Yoav Limor appears to believe that the ties have “thawed” between Biden and the Crown Prince, which I have been unable as yet to discern. But as an Israeli analyst, Limor is no doubt privy, as I am not, to Saudi-Israel communications that bespeak warmer (“thawed”) relations, which would suit both Biden, who is still hoping for that Saudi increase of oil, and the Crown Prince, who needs American security guarantees against Iran.
We can assume that notwithstanding these official accounts, the atmosphere of the meeting was productive. The US wants the Saudis to increase their oil output to help bring down global fuel prices, and the Saudis want improved relations with Washington. They see Israel as a vital conduit to the Americans and a key player in regional stability. The two countries — along with most of the nations in the region, whose leaders took part in a conference with Biden — will try to promote an alliance against hostile entities in the Middle East, primarily Iran….
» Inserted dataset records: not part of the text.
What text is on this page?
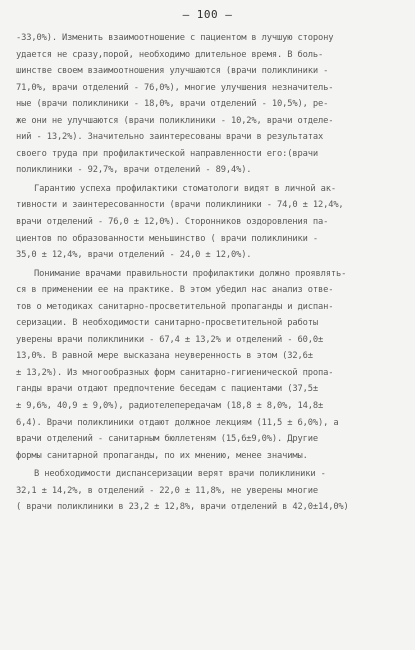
– 100 –
-33,0%). Изменить взаимоотношение с пациентом в лучшую сторону
удается не сразу,порой, необходимо длительное время. В боль-
шинстве своем взаимоотношения улучшаются (врачи поликлиники -
71,0%, врачи отделений - 76,0%), многие улучшения незначитель-
ные (врачи поликлиники - 18,0%, врачи отделений - 10,5%), ре-
же они не улучшаются (врачи поликлиники - 10,2%, врачи отделе-
ний - 13,2%). Значительно заинтересованы врачи в результатах
своего труда при профилактической направленности его:(врачи
поликлиники - 92,7%, врачи отделений - 89,4%).
Гарантию успеха профилактики стоматологи видят в личной ак-
тивности и заинтересованности (врачи поликлиники - 74,0 ± 12,4%,
врачи отделений - 76,0 ± 12,0%). Сторонников оздоровления па-
циентов по образованности меньшинство ( врачи поликлиники -
35,0 ± 12,4%, врачи отделений - 24,0 ± 12,0%).
Понимание врачами правильности профилактики должно проявлять-
ся в применении ее на практике. В этом убедил нас анализ отве-
тов о методиках санитарно-просветительной пропаганды и диспан-
серизации. В необходимости санитарно-просветительной работы
уверены врачи поликлиники - 67,4 ± 13,2% и отделений - 60,0±
13,0%. В равной мере высказана неуверенность в этом (32,6±
± 13,2%). Из многообразных форм санитарно-гигиенической пропа-
ганды врачи отдают предпочтение беседам с пациентами (37,5±
± 9,6%, 40,9 ± 9,0%), радиотелепередачам (18,8 ± 8,0%, 14,8±
6,4). Врачи поликлиники отдают должное лекциям (11,5 ± 6,0%), а
врачи отделений - санитарным бюллетеням (15,6±9,0%). Другие
формы санитарной пропаганды, по их мнению, менее значимы.
В необходимости диспансеризации верят врачи поликлиники -
32,1 ± 14,2%, в отделений - 22,0 ± 11,8%, не уверены многие
( врачи поликлиники в 23,2 ± 12,8%, врачи отделений в 42,0±14,0%)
Morocco has already signed a contract to buy, for $500 million, Israel’s Barak MX air and missile defense system. When the IDF head Aviv Kochavi is in Rabat, one can expect there will be other deals for other weapons, possibly including missiles and, especially, drones. Morocco needs these weapons in order to hold onto the Western Sahara, and to fend off any aggression from its hostile neighbor, Algeria.
But while Israel’s diplomatic-security apparatus is focused on regional strategy, it finds itself dragged back into local affairs. On Saturday night, four rockets were fired at Israel from the Gaza Strip, a reminder that the Palestinians aren’t going anywhere. It appears that Hamas was not directly or indirectly responsible for the rockets, but the defense establishment is concerned that residents of Ashkelon had to run for shelter in the middle of the night for the second time in a month….
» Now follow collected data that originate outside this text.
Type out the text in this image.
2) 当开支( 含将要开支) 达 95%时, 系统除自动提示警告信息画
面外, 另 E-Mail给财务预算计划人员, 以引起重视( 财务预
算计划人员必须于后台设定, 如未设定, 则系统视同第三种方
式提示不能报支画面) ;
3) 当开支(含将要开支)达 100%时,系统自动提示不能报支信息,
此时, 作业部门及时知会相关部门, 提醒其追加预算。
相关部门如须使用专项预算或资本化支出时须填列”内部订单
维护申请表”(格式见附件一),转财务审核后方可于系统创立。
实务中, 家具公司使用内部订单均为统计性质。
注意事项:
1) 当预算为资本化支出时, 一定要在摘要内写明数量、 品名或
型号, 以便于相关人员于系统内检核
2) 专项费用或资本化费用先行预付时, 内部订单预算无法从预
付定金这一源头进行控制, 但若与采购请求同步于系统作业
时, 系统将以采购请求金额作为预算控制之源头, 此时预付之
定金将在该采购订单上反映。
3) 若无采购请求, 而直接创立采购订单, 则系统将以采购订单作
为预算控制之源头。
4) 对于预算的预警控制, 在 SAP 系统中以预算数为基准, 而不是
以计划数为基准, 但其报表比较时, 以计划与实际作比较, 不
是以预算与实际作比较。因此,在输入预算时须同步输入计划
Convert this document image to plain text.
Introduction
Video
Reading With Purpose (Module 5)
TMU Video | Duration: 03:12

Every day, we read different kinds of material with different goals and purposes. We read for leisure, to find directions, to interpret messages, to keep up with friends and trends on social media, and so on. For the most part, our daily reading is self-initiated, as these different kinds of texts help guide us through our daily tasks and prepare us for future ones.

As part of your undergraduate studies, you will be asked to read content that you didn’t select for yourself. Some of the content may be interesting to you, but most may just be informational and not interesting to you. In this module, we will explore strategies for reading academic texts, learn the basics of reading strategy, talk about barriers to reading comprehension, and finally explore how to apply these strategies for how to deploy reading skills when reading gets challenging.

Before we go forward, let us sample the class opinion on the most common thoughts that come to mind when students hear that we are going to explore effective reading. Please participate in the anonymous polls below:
In response, the IDF implemented its policy since Operation Guardian of the Walls and carried out airstrikes against key Hamas targets—in this case, an underground facility used to produce raw materials for long-range rockets and a second facility….
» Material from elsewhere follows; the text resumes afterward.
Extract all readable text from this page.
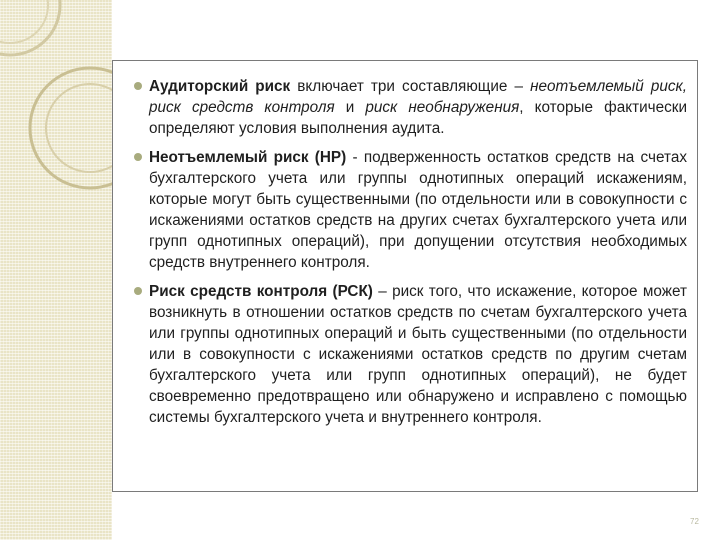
Аудиторский риск включает три составляющие – неотъемлемый риск, риск средств контроля и риск необнаружения, которые фактически определяют условия выполнения аудита.
Неотъемлемый риск (НР) - подверженность остатков средств на счетах бухгалтерского учета или группы однотипных операций искажениям, которые могут быть существенными (по отдельности или в совокупности с искажениями остатков средств на других счетах бухгалтерского учета или групп однотипных операций), при допущении отсутствия необходимых средств внутреннего контроля.
Риск средств контроля (РСК) – риск того, что искажение, которое может возникнуть в отношении остатков средств по счетам бухгалтерского учета или группы однотипных операций и быть существенными (по отдельности или в совокупности с искажениями остатков средств по другим счетам бухгалтерского учета или групп однотипных операций), не будет своевременно предотвращено или обнаружено и исправлено с помощью системы бухгалтерского учета и внутреннего контроля.
72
Of the four rockets launched from Gaza into Israel, one was shot down, and three landed harmlessly in open fields. Hamas was greatly surprised by Israel’s response. which was to completely destroy, using GPU-28 bunker buster bombs, a major weapons manufacturing plant built underground, that produced missiles and drones, and to destroy another, above-ground facility as well. The damage was enormous. Sixteen tons of explosives were blown up in the first airstrike. Hamas had apparently been expecting a tit-for-tat reprisal. Instead, the Israelis caused destruction on a scale Hamas had not experienced since Operation Guardian of the Walls. Israel has delivered a double-barreled message to Hamas. First, no matter what group launches attacks on Israel from Gaza on Israel, the IDF will hold Hamas responsible. Thus Hamas has to police the other groups including, especially, the even more violent Palestinian Islamic Jihad, to prevent them from launching attacks. Second, the Israeli response will from now on be “disproportionate,” in an attempt to promptly persuade Hamas to stop its own attacks, and to prevent by force any planned attacks by other terrorist groups.
The impoverished residents of Gaza are eager to be given permits to work in Israel, where they earn at least twice as much as what they receive in Gaza for similar work, and are also covered by Israeli labor law, which insures that they won’t be subject to the kind of mistreatment they must endure from their Palestinian employers in Gaza. The quieter the border with Gaza, the more Palestinians will be allowed to work in Israel. That’s the carrot.
And the stick? The stick is those massive attacks carried out by those superb Israeli pilots, now well-supplied with GPU-28 bunker busters, who are able to destroy an entire weapons manufacturing plant in a single airstrike.